The sight of the bloodied corpse of an overthrown dictator being beamed around the world might give US Secretary of State Hillary Clinton pause for thought as she heads to Uzbekistan this weekend.
The dictator in question is, of course, Colonel Muammar Gaddafi, whose demise on October 20 Clinton said would give Libyans a fresh start.
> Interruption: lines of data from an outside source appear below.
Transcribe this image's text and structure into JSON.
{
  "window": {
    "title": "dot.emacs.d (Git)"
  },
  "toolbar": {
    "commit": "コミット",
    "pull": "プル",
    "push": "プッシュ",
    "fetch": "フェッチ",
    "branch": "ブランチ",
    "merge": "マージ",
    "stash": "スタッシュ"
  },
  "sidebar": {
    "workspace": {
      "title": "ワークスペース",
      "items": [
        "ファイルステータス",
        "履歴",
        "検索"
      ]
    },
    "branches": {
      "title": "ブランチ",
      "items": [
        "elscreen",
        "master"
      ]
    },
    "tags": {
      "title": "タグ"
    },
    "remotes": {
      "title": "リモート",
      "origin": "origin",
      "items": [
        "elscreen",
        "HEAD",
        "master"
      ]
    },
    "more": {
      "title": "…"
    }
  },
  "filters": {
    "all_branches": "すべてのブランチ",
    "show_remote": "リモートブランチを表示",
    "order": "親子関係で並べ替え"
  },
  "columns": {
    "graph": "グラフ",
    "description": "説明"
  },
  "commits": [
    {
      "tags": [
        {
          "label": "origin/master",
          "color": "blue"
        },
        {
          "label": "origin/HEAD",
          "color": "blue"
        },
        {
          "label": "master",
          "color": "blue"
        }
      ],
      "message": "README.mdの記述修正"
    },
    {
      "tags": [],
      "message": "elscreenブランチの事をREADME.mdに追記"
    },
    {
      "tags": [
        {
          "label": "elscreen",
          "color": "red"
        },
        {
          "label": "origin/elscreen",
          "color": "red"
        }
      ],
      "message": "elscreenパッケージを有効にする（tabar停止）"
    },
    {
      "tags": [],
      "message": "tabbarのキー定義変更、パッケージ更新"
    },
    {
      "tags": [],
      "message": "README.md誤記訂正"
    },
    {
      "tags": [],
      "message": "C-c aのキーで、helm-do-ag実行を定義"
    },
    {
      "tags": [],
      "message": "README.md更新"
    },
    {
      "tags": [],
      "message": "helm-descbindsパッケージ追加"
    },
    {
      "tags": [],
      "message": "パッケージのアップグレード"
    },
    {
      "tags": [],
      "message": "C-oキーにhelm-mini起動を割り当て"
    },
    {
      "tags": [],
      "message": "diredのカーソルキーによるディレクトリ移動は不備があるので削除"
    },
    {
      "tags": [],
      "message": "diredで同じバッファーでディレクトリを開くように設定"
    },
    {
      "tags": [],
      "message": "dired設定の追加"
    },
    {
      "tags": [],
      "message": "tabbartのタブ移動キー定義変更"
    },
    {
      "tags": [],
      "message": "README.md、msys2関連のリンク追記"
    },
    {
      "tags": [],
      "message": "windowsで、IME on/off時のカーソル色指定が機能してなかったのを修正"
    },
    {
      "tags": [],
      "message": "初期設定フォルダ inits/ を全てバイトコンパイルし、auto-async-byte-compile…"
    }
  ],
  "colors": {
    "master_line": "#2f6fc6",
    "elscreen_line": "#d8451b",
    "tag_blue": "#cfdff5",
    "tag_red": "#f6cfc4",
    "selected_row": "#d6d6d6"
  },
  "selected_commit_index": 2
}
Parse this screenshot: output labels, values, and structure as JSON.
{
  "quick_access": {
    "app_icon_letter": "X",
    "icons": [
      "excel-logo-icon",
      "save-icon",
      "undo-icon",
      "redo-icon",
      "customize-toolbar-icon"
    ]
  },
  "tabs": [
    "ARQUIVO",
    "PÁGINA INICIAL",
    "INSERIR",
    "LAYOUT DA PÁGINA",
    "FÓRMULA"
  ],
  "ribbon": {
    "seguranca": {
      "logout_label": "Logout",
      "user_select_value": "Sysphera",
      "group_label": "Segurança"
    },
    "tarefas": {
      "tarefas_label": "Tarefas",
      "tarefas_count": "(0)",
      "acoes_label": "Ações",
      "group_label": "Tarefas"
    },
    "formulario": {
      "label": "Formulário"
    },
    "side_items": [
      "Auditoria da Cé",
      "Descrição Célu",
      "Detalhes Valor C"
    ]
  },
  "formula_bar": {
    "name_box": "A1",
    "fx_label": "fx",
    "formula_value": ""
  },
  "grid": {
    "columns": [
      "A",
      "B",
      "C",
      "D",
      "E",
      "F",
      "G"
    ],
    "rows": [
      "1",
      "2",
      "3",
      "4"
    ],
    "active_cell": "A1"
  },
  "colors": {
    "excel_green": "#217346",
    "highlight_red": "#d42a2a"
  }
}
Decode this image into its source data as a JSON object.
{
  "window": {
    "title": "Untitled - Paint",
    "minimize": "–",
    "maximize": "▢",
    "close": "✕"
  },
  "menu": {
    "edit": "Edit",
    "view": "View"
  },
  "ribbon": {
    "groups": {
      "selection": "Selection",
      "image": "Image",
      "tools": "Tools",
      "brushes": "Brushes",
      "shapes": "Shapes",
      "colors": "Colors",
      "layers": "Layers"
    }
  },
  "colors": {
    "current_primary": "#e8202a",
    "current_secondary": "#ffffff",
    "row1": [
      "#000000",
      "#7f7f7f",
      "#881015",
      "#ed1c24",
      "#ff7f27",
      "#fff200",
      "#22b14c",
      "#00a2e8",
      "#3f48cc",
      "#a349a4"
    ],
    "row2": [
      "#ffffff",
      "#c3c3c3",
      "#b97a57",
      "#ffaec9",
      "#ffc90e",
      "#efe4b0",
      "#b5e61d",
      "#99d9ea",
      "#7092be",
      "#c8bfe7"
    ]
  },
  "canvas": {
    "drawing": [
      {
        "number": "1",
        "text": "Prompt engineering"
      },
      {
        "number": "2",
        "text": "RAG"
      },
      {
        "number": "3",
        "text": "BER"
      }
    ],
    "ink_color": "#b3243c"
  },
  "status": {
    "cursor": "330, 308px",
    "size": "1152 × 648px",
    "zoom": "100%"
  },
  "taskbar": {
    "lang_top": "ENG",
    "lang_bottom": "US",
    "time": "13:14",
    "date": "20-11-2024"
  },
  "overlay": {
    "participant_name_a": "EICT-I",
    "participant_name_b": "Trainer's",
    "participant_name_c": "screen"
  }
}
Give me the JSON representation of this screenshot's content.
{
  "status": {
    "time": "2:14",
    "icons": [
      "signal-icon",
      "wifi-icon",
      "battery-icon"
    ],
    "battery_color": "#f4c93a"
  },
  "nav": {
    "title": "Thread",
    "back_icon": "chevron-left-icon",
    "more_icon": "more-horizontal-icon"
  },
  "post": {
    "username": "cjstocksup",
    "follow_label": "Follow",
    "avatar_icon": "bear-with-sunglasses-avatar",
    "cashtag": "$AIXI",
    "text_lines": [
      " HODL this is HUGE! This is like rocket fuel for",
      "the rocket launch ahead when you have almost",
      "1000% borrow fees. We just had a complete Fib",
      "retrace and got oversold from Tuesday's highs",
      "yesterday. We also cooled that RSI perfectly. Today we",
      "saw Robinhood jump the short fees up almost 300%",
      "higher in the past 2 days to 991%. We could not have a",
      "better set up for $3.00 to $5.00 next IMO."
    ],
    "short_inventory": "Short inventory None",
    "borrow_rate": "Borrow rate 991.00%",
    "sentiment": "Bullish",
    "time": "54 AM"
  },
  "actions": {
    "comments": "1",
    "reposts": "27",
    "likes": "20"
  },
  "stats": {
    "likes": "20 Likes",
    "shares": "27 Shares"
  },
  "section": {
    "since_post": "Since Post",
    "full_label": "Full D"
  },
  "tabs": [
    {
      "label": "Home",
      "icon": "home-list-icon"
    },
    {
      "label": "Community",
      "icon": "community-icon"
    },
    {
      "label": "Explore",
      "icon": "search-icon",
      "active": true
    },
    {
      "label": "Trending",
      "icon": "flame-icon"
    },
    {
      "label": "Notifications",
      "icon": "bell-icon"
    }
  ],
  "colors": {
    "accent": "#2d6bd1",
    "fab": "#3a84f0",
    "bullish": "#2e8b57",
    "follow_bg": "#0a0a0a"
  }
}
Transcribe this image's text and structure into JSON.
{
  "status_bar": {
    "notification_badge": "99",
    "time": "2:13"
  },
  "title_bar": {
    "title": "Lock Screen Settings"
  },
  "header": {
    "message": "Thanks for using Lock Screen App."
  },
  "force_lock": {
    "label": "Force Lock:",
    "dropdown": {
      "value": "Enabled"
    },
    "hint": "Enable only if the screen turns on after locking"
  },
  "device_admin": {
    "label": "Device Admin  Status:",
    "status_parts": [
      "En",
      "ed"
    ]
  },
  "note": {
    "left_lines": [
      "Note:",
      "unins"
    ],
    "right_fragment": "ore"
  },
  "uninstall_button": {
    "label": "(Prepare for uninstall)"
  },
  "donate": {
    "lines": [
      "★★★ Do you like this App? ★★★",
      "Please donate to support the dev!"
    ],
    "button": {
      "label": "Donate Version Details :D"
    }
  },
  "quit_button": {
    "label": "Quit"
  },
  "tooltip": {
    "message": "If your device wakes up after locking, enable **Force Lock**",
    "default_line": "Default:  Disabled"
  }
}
And the dictator Clinton is going to meet is Islam Karimov, the president of Uzbekistan who has been in power for 20 years.
So why is Clinton (who will also visit Tajikistan’s strongman during the trip) cozying up to Uzbekistan, a country which (like Gaddafi’s Libya, Mubarak’s Egypt and Ben Ali’s Tunisia) rigs elections, muzzles the media, holds thousands of people in jail for their political and religious beliefs, and has been known to fire on demonstrators?
The answer is Afghanistan: Washington is wooing Tashkent to secure the Northern Distribution Network, which supplies non-lethal cargo to the US-led coalition in Afghanistan. This alternative to the violence-plagued Pakistan route already supplies over half the cargo going in by land. Washington wants to raise that to three-quarters by the end of the year.
To keep Tashkent sweet, the United States has moved to lift a longstanding restriction on military aid to Uzbekistan, and forged close contacts with senior regime officials. Barack Obama called Karimov on September 28 to congratulate him on Uzbekistan’s 20th anniversary of independence – a few weeks late – when he conveyed the “gratitude of the United States government for Uzbekistan’s support in tackling the Afghan crisis,” Karimov’s press service reported.
The very next day Clinton welcomed Uzbek Foreign Minister Elyor Ganiyev to Washington to discuss, as she put it, “matters of importance between our two nations.”
There is a heated debate about what works better when it comes to pushing for improvements in Uzbekistan’s deplorable human rights: engagement or isolation. That’s an argument that can go round in circles, but one thing is certain: Washington is currently opting for engagement.